齊婉兒長得俊美英氣,雖然脾氣不好,卻也受過正宗世家教育,觀其姿態禮數,絕對是氣宇軒昂、無可挑剔的的世家公子。
季七娘盡量大方地與他說話,仍掩飾不住滿臉嬌羞與傾慕之色。
齊婉兒早就習以為常,他出身高貴,天賦超群,從小就受盡寵愛,身邊經常圍著各種親戚家的姐妹們,此時他已經很不耐煩,又不好失了世家禮數,看到顧平林兩人出來,他頓時如見救星︰「顧兄,步兄!」
因為他訓斥齊氏修士的緣故,步水寒對他印象大好︰「這麼晚了,齊公子還不歇息,季姑娘也在?」
齊婉兒皺眉道︰「同道相助原是應當,季姑娘非要道謝。」
季七娘立刻臉紅了。
顧平林看得有趣,這齊婉兒夠直,絲毫不顧少女心思,性子跟季七娘完全相反,不知兩人在一起會是什麼樣。見季七娘尷尬,顧平林笑道︰「十三公子素來仗義,季姑娘不妨轉告令兄,若實在過意不去,改日親自上齊氏登門道謝便是。
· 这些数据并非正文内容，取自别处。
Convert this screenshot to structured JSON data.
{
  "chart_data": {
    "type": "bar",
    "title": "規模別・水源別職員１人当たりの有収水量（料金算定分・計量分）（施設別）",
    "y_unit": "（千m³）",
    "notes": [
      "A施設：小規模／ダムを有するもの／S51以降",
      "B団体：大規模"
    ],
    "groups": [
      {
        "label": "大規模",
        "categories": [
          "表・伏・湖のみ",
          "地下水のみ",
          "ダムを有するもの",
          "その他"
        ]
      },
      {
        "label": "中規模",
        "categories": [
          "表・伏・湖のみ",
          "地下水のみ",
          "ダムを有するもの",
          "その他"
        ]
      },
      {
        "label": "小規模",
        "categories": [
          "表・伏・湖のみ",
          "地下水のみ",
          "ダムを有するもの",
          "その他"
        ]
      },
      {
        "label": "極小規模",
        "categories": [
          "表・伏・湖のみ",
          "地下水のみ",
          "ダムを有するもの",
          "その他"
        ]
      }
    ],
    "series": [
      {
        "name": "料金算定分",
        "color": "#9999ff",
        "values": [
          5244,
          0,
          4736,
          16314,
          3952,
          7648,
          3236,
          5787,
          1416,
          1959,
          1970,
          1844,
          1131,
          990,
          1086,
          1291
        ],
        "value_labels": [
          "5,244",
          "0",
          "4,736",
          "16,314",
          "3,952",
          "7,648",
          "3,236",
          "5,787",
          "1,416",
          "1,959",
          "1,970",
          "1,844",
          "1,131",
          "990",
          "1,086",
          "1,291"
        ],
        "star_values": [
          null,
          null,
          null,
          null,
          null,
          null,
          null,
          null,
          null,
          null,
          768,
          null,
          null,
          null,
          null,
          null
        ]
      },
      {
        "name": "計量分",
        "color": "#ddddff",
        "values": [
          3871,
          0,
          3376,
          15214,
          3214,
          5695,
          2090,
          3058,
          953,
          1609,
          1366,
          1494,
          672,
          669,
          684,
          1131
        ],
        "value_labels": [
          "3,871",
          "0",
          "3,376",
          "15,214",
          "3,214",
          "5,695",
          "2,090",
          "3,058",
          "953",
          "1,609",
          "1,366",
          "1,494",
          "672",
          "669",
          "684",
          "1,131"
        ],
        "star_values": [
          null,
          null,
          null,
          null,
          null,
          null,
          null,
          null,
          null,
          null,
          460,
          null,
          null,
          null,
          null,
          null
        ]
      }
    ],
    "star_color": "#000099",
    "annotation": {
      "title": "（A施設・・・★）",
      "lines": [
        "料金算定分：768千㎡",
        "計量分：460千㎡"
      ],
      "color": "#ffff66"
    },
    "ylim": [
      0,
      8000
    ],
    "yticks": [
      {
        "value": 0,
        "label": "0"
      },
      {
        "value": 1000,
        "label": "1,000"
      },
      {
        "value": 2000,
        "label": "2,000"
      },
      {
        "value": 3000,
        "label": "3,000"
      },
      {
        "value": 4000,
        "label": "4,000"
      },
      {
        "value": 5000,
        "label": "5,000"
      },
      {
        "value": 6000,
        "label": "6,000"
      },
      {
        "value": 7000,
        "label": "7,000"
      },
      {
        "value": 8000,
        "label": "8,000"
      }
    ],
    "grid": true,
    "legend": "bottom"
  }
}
」
他將原由引到季誠芳身上,季七娘感激地點頭,匆匆告辭進去了。
齊婉兒擺月兌麻煩,松了口氣,自去打坐調息。
顧平林帶著步水寒走到僻靜處,設置好結界,才開口問︰「你與曲姑娘究竟怎麼回事?」
見他神情嚴肅,步水寒如實答道︰「此事實屬巧合,當初在蓬萊島,你躲在房間閉關那幾日,我與段師弟去擁碧灣走了走,恰好遇到曲姑娘,我是……很喜歡她。」輕咳兩聲。
擁碧灣?巧合?顧平林頓覺頭疼。
果然與段輕名有關,自己當時發現「雲中雁影」的秘密,一時難以接受,在房間呆坐了幾日,想不到就被鑽了空子。段輕名最近的表現,確實像是在幫他追求曲琳,難怪他會這麼信任段輕名,也不介意段輕名接近曲琳。
若只是這樣,那也罷了,可這件事並不單純。
擁碧灣是與神秘勢力與魔域接頭的地點,如果段輕名是故意帶他去見曲琳,那是不是說明,曲琳不只一次出現在擁碧灣!
玄冥派可疑。
曲琳又知道多少內情?
顧平林按捺住心中諸多念頭,問︰「段師兄答應幫你?」
「段師弟早就看出來了,甚是仗義,」步水寒得意的拍拍他的肩膀,突然又泄氣了,「本想著這次同行,有段師弟幫忙,能夠近水樓台先得月,誰知半路冒出個君慕之,此人甚是可恨,明知道我對曲姑娘有意,偏要與我搶。」
他不是與你搶。顧平林沒有說破。
步水寒惆悵地道︰「那小子又聰明又會哄人,曲姑娘似乎很喜歡她。」
听他叫年長的君慕之「小子」,顧平林抿了抿嘴,道︰「人各有所長,他修煉上遠不如你,師兄何必漲他人志氣,滅自己威風?」
「換別人,打一場就是了,」步水寒沒奈何,輕哼了聲,「可他才煉氣境修為,挨我一劍就要趴下,叫人知道,反說我欺負他。」
顧平林正色道︰「師兄真心待人,曲姑娘總會知曉。」
步水寒本來就不是輕易服輸的性子,聞言恍然,笑道︰「你說的是,我不信我誠心相待,她當真毫無察覺。」
「你這樣想就好。」
「可這次總歸是我疏忽,才害她受傷。」步水寒嘆氣。
事情弄清楚,顧平林沒再多說,取出一瓶復元丹給他,前世他在海境出事,如今顧平林是盡量多防備著,步水寒也不客氣,接過收好,兩人回到行宮,步水寒執意要去為曲琳守門,顧平林沒有阻止,自回房去了。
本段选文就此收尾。